Joy McMillian (BFA ’19), who graduated from the sculpture program in May, earned a Black History in the Making award during the spring 2019 semester. The award is presented each year by the Department of African American Studies within the College of Humanities & Sciences, honoring accomplished African American students who have made outstanding contributions to their academic fields, professions or communities. In a statement from the sculpture department, McMillian was praised as “a highly motivated student, open and curious, intelligent and rigorous, critically minded and endlessly giving.”
In addition to her stellar production in classes, Joy has been an important contributor in several other venues: She has been a member Sculpture Student Advisory Board since 2016, representing her entire class of Sculpture majors since the year she entered the department. Joy has also been a voluntary shop monitor where she has been responsible for the safe and proper use of high powered industrial equipment in a shop that is used by hundreds of students and faculty across the school. Joy has been an undergraduate teacher’s assistant in our Future Studio program since its inception, serving as a mentor for local and often underserved high school students being introduced to sculpture for the first time at an intensive level. In this role Joy has been a critical liaison between these students and the arts, and we know that her presence and engagement have attracted many of them to apply to college here at VCUarts, building a future population of students more diverse than anything we have seen in our history.

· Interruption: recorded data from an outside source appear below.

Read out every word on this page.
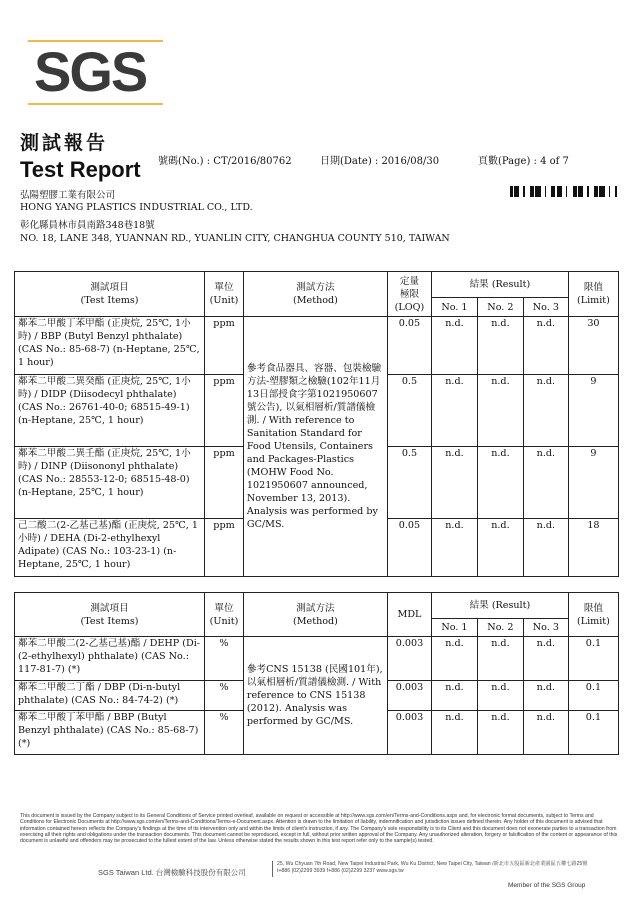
SGS
測試報告
Test Report 號碼(No.) : CT/2016/80762	日期(Date) : 2016/08/30	頁數(Page) : 4 of 7
弘陽塑膠工業有限公司
HONG YANG PLASTICS INDUSTRIAL CO., LTD.
彰化縣員林市員南路348巷18號
NO. 18, LANE 348, YUANNAN RD., YUANLIN CITY, CHANGHUA COUNTY 510, TAIWAN
測試項目
(Test Items)	單位
(Unit)	測試方法
(Method)	定量
極限
(LOQ)	結果 (Result)			限值
(Limit)
				No. 1	No. 2	No. 3	
鄰苯二甲酸丁苯甲酯 (正庚烷, 25℃, 1小時) / BBP (Butyl Benzyl phthalate) (CAS No.: 85-68-7) (n-Heptane, 25℃, 1 hour)	ppm	參考食品器具、容器、包裝檢驗方法-塑膠類之檢驗(102年11月13日部授食字第1021950607號公告), 以氣相層析/質譜儀檢測. / With reference to Sanitation Standard for Food Utensils, Containers and Packages-Plastics (MOHW Food No. 1021950607 announced, November 13, 2013). Analysis was performed by GC/MS.	0.05	n.d.	n.d.	n.d.	30
鄰苯二甲酸二異癸酯 (正庚烷, 25℃, 1小時) / DIDP (Diisodecyl phthalate) (CAS No.: 26761-40-0; 68515-49-1) (n-Heptane, 25℃, 1 hour)	ppm		0.5	n.d.	n.d.	n.d.	9
鄰苯二甲酸二異壬酯 (正庚烷, 25℃, 1小時) / DINP (Diisononyl phthalate) (CAS No.: 28553-12-0; 68515-48-0) (n-Heptane, 25℃, 1 hour)	ppm		0.5	n.d.	n.d.	n.d.	9
己二酸二(2-乙基己基)酯 (正庚烷, 25℃, 1小時) / DEHA (Di-2-ethylhexyl Adipate) (CAS No.: 103-23-1) (n-Heptane, 25℃, 1 hour)	ppm		0.05	n.d.	n.d.	n.d.	18
測試項目
(Test Items)	單位
(Unit)	測試方法
(Method)	MDL	結果 (Result)			限值
(Limit)
				No. 1	No. 2	No. 3	
鄰苯二甲酸二(2-乙基己基)酯 / DEHP (Di-(2-ethylhexyl) phthalate) (CAS No.: 117-81-7) (*)	%	參考CNS 15138 (民國101年), 以氣相層析/質譜儀檢測. / With reference to CNS 15138 (2012). Analysis was performed by GC/MS.	0.003	n.d.	n.d.	n.d.	0.1
鄰苯二甲酸二丁酯 / DBP (Di-n-butyl phthalate) (CAS No.: 84-74-2) (*)	%		0.003	n.d.	n.d.	n.d.	0.1
鄰苯二甲酸丁苯甲酯 / BBP (Butyl Benzyl phthalate) (CAS No.: 85-68-7) (*)	%		0.003	n.d.	n.d.	n.d.	0.1
This document is issued by the Company subject to its General Conditions of Service printed overleaf, available on request or accessible at http://www.sgs.com/en/Terms-and-Conditions.aspx and, for electronic format documents, subject to Terms and Conditions for Electronic Documents at http://www.sgs.com/en/Terms-and-Conditions/Terms-e-Document.aspx. Attention is drawn to the limitation of liability, indemnification and jurisdiction issues defined therein. Any holder of this document is advised that information contained hereon reflects the Company's findings at the time of its intervention only and within the limits of client's instruction, if any. The Company's sole responsibility is to its Client and this document does not exonerate parties to a transaction from exercising all their rights and obligations under the transaction documents. This document cannot be reproduced, except in full, without prior written approval of the Company. Any unauthorized alteration, forgery or falsification of the content or appearance of this document is unlawful and offenders may be prosecuted to the fullest extent of the law. Unless otherwise stated the results shown in this test report refer only to the sample(s) tested.
SGS Taiwan Ltd. 台灣檢驗科技股份有限公司
25, Wu Chyuan 7th Road, New Taipei Industrial Park, Wu Ku District, New Taipei City, Taiwan /新北市五股區新北產業園區五權七路25號
t+886 (02)2299 3939 f+886 (02)2299 3237 www.sgs.tw
Member of the SGS Group
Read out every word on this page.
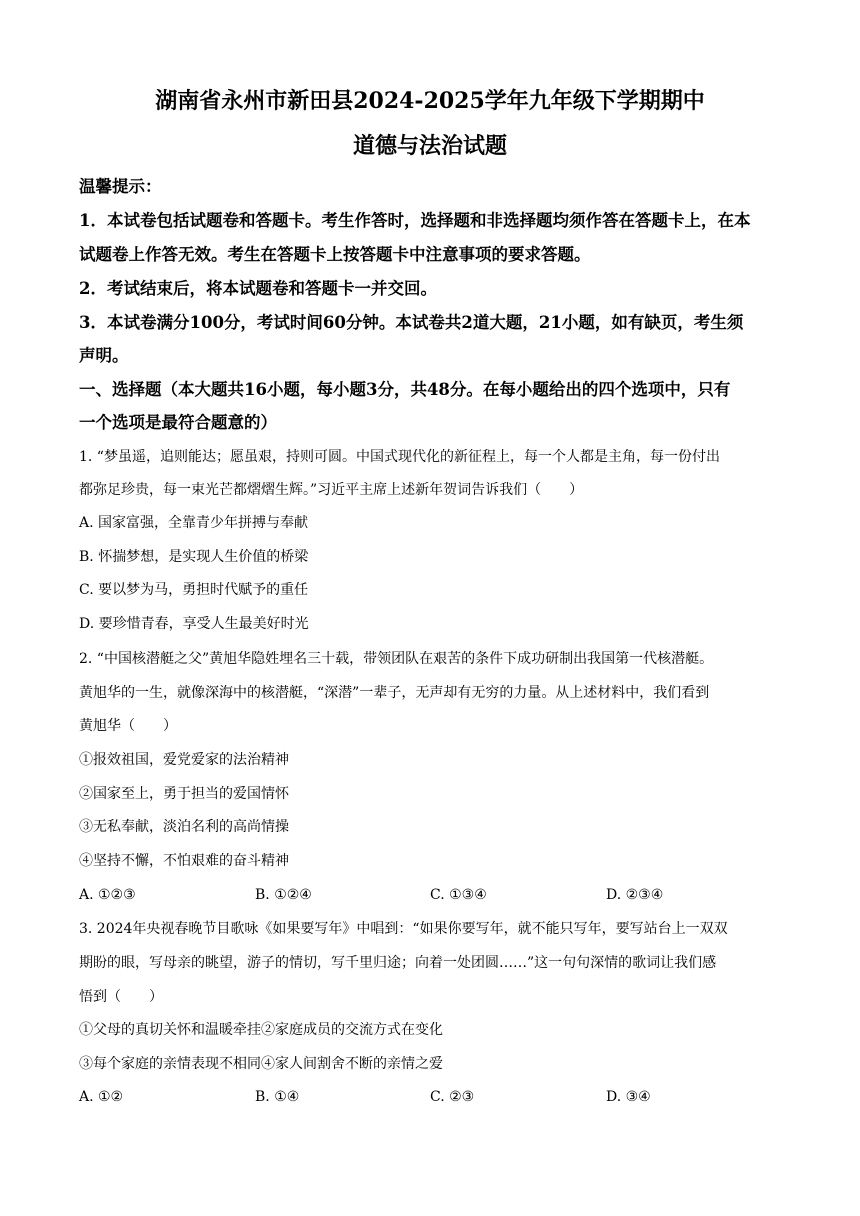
湖南省永州市新田县2024-2025学年九年级下学期期中
道德与法治试题
温馨提示：
1．本试卷包括试题卷和答题卡。考生作答时，选择题和非选择题均须作答在答题卡上，在本
试题卷上作答无效。考生在答题卡上按答题卡中注意事项的要求答题。
2．考试结束后，将本试题卷和答题卡一并交回。
3．本试卷满分100分，考试时间60分钟。本试卷共2道大题，21小题，如有缺页，考生须
声明。
一、选择题（本大题共16小题，每小题3分，共48分。在每小题给出的四个选项中，只有
一个选项是最符合题意的）
1. “梦虽遥，追则能达；愿虽艰，持则可圆。中国式现代化的新征程上，每一个人都是主角，每一份付出
都弥足珍贵，每一束光芒都熠熠生辉。”习近平主席上述新年贺词告诉我们（　　）
A. 国家富强，全靠青少年拼搏与奉献
B. 怀揣梦想，是实现人生价值的桥梁
C. 要以梦为马，勇担时代赋予的重任
D. 要珍惜青春，享受人生最美好时光
2. “中国核潜艇之父”黄旭华隐姓埋名三十载，带领团队在艰苦的条件下成功研制出我国第一代核潜艇。
黄旭华的一生，就像深海中的核潜艇，“深潜”一辈子，无声却有无穷的力量。从上述材料中，我们看到
黄旭华（　　）
①报效祖国，爱党爱家的法治精神
②国家至上，勇于担当的爱国情怀
③无私奉献，淡泊名利的高尚情操
④坚持不懈，不怕艰难的奋斗精神
A. ①②③	B. ①②④	C. ①③④	D. ②③④
3. 2024年央视春晚节目歌咏《如果要写年》中唱到：“如果你要写年，就不能只写年，要写站台上一双双
期盼的眼，写母亲的眺望，游子的情切，写千里归途；向着一处团圆……”这一句句深情的歌词让我们感
悟到（　　）
①父母的真切关怀和温暖牵挂②家庭成员的交流方式在变化
③每个家庭的亲情表现不相同④家人间割舍不断的亲情之爱
A. ①②	B. ①④	C. ②③	D. ③④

Joy was instrumental in the exhibition I Sell the Shadow to Support the Substance which she organized in collaboration with fellow Black students in the sculpture department in February 2018. Inspired by the work of Sojourner Truth, the exhibition explored aspects of Black life and celebrated the Black archive through images, text, and sound. Joy contributed significantly to the contents of the exhibition, sourcing rare archival material on the Black experience. As a team member she was also a pillar of strength and moral support for her colleagues all through the project. In short, Joy played a vital role in the success of this exhibition which generated important conversations in the VCUarts community.
Black History in the Making was founded in 1983 by Dr. Daryl Dance, the distinguished scholar of African American and Caribbean literature who served as Program Coordinator during the 1983–84 academic year.